The accuracy of our proposed method was tested using ideal flat and spherical surfaces. The results show that the proposed algorithm can reduce the standard deviation of the estimated error and improve the smoothness of the estimated normal vector. The proposed filter configuration (bilateral filter + 2D B-spline) reduced the estimated errors by 50%, which is the key point for smoothing the reconstructed surface. Based on the smoothed reconstructed surface, the principle-components analysis method can provide the estimated normal vector with a lower angle standard deviation (reduced from 2.51° to 1.51°, as indicated in Table 2). The reconstruction results also show that the proposed system can smoothly move across the breast phantom surface without unnecessary disturbances.

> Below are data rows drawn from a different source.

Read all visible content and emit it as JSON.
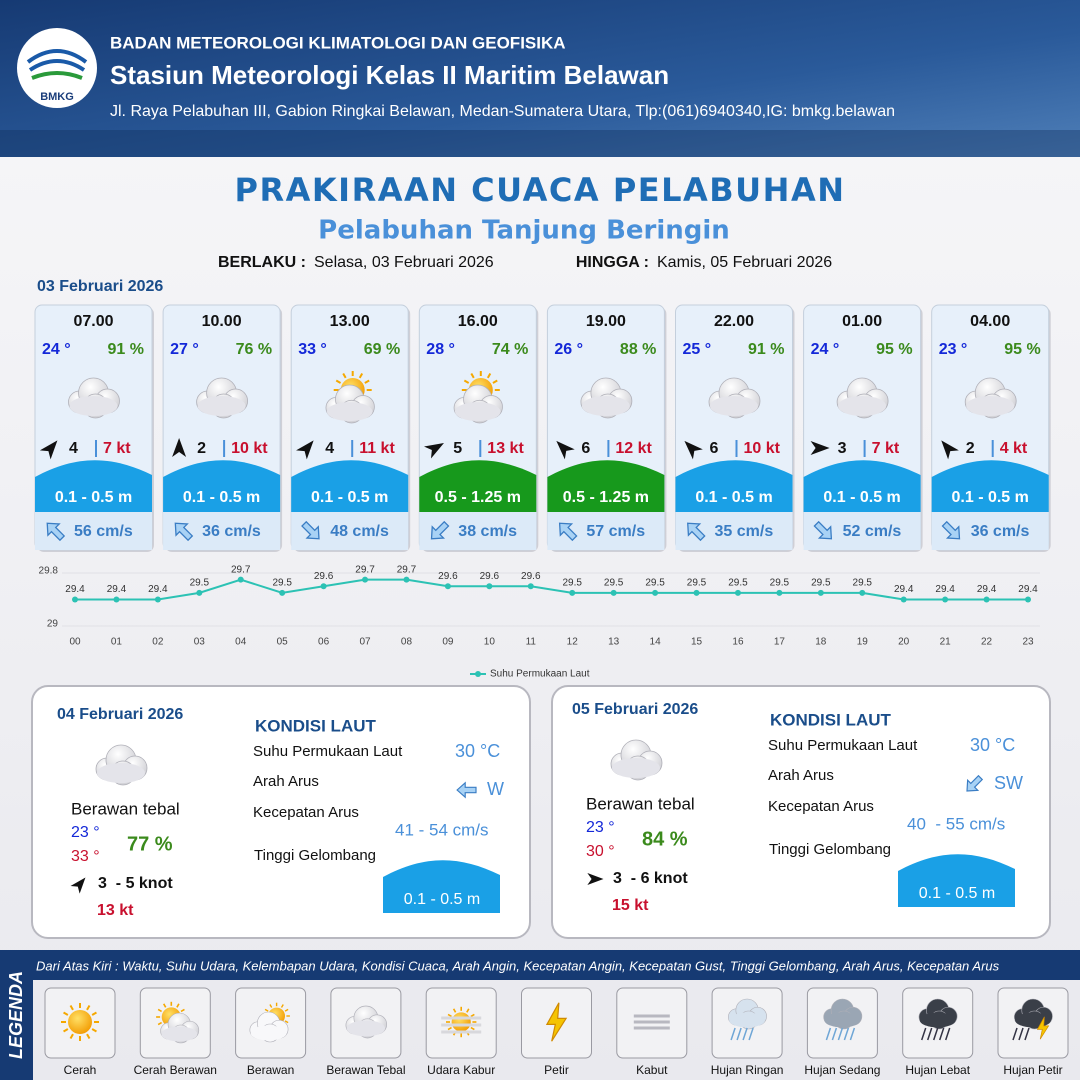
{
  "header": {
    "logo": "BMKG",
    "agency": "BADAN METEOROLOGI KLIMATOLOGI DAN GEOFISIKA",
    "station": "Stasiun Meteorologi Kelas II Maritim Belawan",
    "address": "Jl. Raya Pelabuhan III, Gabion Ringkai Belawan, Medan-Sumatera Utara, Tlp:(061)6940340,IG: bmkg.belawan"
  },
  "title": "PRAKIRAAN CUACA PELABUHAN",
  "subtitle": "Pelabuhan Tanjung Beringin",
  "validity": {
    "from_label": "BERLAKU :",
    "from": "Selasa, 03 Februari 2026",
    "to_label": "HINGGA :",
    "to": "Kamis, 05 Februari 2026"
  },
  "day1": "03 Februari 2026",
  "forecasts": [
    {
      "time": "07.00",
      "temp": "24 °",
      "humidity": "91 %",
      "wind": "4",
      "gust": "7 kt",
      "wave": "0.1 - 0.5 m",
      "wave_color": "#1aa0e6",
      "current": "56 cm/s"
    },
    {
      "time": "10.00",
      "temp": "27 °",
      "humidity": "76 %",
      "wind": "2",
      "gust": "10 kt",
      "wave": "0.1 - 0.5 m",
      "wave_color": "#1aa0e6",
      "current": "36 cm/s"
    },
    {
      "time": "13.00",
      "temp": "33 °",
      "humidity": "69 %",
      "wind": "4",
      "gust": "11 kt",
      "wave": "0.1 - 0.5 m",
      "wave_color": "#1aa0e6",
      "current": "48 cm/s"
    },
    {
      "time": "16.00",
      "temp": "28 °",
      "humidity": "74 %",
      "wind": "5",
      "gust": "13 kt",
      "wave": "0.5 - 1.25 m",
      "wave_color": "#17991c",
      "current": "38 cm/s"
    },
    {
      "time": "19.00",
      "temp": "26 °",
      "humidity": "88 %",
      "wind": "6",
      "gust": "12 kt",
      "wave": "0.5 - 1.25 m",
      "wave_color": "#17991c",
      "current": "57 cm/s"
    },
    {
      "time": "22.00",
      "temp": "25 °",
      "humidity": "91 %",
      "wind": "6",
      "gust": "10 kt",
      "wave": "0.1 - 0.5 m",
      "wave_color": "#1aa0e6",
      "current": "35 cm/s"
    },
    {
      "time": "01.00",
      "temp": "24 °",
      "humidity": "95 %",
      "wind": "3",
      "gust": "7 kt",
      "wave": "0.1 - 0.5 m",
      "wave_color": "#1aa0e6",
      "current": "52 cm/s"
    },
    {
      "time": "04.00",
      "temp": "23 °",
      "humidity": "95 %",
      "wind": "2",
      "gust": "4 kt",
      "wave": "0.1 - 0.5 m",
      "wave_color": "#1aa0e6",
      "current": "36 cm/s"
    }
  ],
  "chart_data": {
    "type": "line",
    "categories": [
      "00",
      "01",
      "02",
      "03",
      "04",
      "05",
      "06",
      "07",
      "08",
      "09",
      "10",
      "11",
      "12",
      "13",
      "14",
      "15",
      "16",
      "17",
      "18",
      "19",
      "20",
      "21",
      "22",
      "23"
    ],
    "series": [
      {
        "name": "Suhu Permukaan Laut",
        "color": "#2cc2b4",
        "values": [
          29.4,
          29.4,
          29.4,
          29.5,
          29.7,
          29.5,
          29.6,
          29.7,
          29.7,
          29.6,
          29.6,
          29.6,
          29.5,
          29.5,
          29.5,
          29.5,
          29.5,
          29.5,
          29.5,
          29.5,
          29.4,
          29.4,
          29.4,
          29.4
        ]
      }
    ],
    "ylim": [
      29,
      29.8
    ],
    "yticks": [
      29,
      29.8
    ],
    "legend": "bottom"
  },
  "days": [
    {
      "date": "04 Februari 2026",
      "condition": "Berawan tebal",
      "temp_min": "23 °",
      "temp_max": "33 °",
      "humidity": "77 %",
      "wind": "3  - 5 knot",
      "gust": "13 kt",
      "heading": "KONDISI LAUT",
      "sst_label": "Suhu Permukaan Laut",
      "sst": "30 °C",
      "dir_label": "Arah Arus",
      "dir": "W",
      "speed_label": "Kecepatan Arus",
      "speed": "41 - 54 cm/s",
      "wave_label": "Tinggi Gelombang",
      "wave": "0.1 - 0.5 m"
    },
    {
      "date": "05 Februari 2026",
      "condition": "Berawan tebal",
      "temp_min": "23 °",
      "temp_max": "30 °",
      "humidity": "84 %",
      "wind": "3  - 6 knot",
      "gust": "15 kt",
      "heading": "KONDISI LAUT",
      "sst_label": "Suhu Permukaan Laut",
      "sst": "30 °C",
      "dir_label": "Arah Arus",
      "dir": "SW",
      "speed_label": "Kecepatan Arus",
      "speed": "40  - 55 cm/s",
      "wave_label": "Tinggi Gelombang",
      "wave": "0.1 - 0.5 m"
    }
  ],
  "legend": {
    "label": "LEGENDA",
    "description": "Dari Atas Kiri : Waktu, Suhu Udara, Kelembapan Udara, Kondisi Cuaca, Arah Angin, Kecepatan Angin, Kecepatan Gust, Tinggi Gelombang, Arah Arus, Kecepatan Arus",
    "items": [
      "Cerah",
      "Cerah Berawan",
      "Berawan",
      "Berawan Tebal",
      "Udara Kabur",
      "Petir",
      "Kabut",
      "Hujan Ringan",
      "Hujan Sedang",
      "Hujan Lebat",
      "Hujan Petir"
    ]
  }
}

9.3 Deformation of the Breast Phantom

Due to deformation of the breast phantom, differences in the geometry between the reconstructed surface and the actual images are unavoidable. This deformation issue was alleviated in our study in two ways. First, our general setup includes a contact force sensor to make sure that the ultrasound transducer establishes good contact with the skin while avoiding applying an excessive force as often seen during manual scanning. In other words, our use of a force sensor minimized the deformation. Second, the image object (i.e., breast) can be easily confined and fixed during the scanning by using a large membrane covering the entire breast. This is already used in ABUS by applying a large transducer holder and a scanning frame on the breast. A similar scanning frame can also be used in our setup to avoid the deformation problem. The data presented in Tables 1 and 2 indicate the good accuracy (submillimeter) that can be achieved with our proposed approach.

10 Conclusions

This study developed a prototype of an automatic breast ultrasound screening system for anti-radial scanning. Such an automatic system is clinically important, and this is the first report of such a system in the literature. A modified transducer holder consisting of a stepping motor and rotating structure was designed to adjust the orientation of the transducer. The surface-model spatial-data-smoothing algorithm provided a better approximation of the target surface. The standard deviation of the surface reconstruction was effectively reduced (by 50–80%) in the simulations of flat and spherical surfaces, while an improvement of 35–40% in angle accuracy was also achieved. Our model-based scan-path-smoothing algorithm further optimized the suggested contact angle based on the shape of the breast, and this was verified in breast phantom scans. Six-direction anti-radial scanning was performed within a circular region (with a radius of 50 mm) of the breast phantom, and the overall processing time was approximately 3.5 min. The 3D volume reconstruction of each scan path was obtained, and the quality of the reconstruction was verified in comparisons of actual ultrasound images obtained from the breast phantom.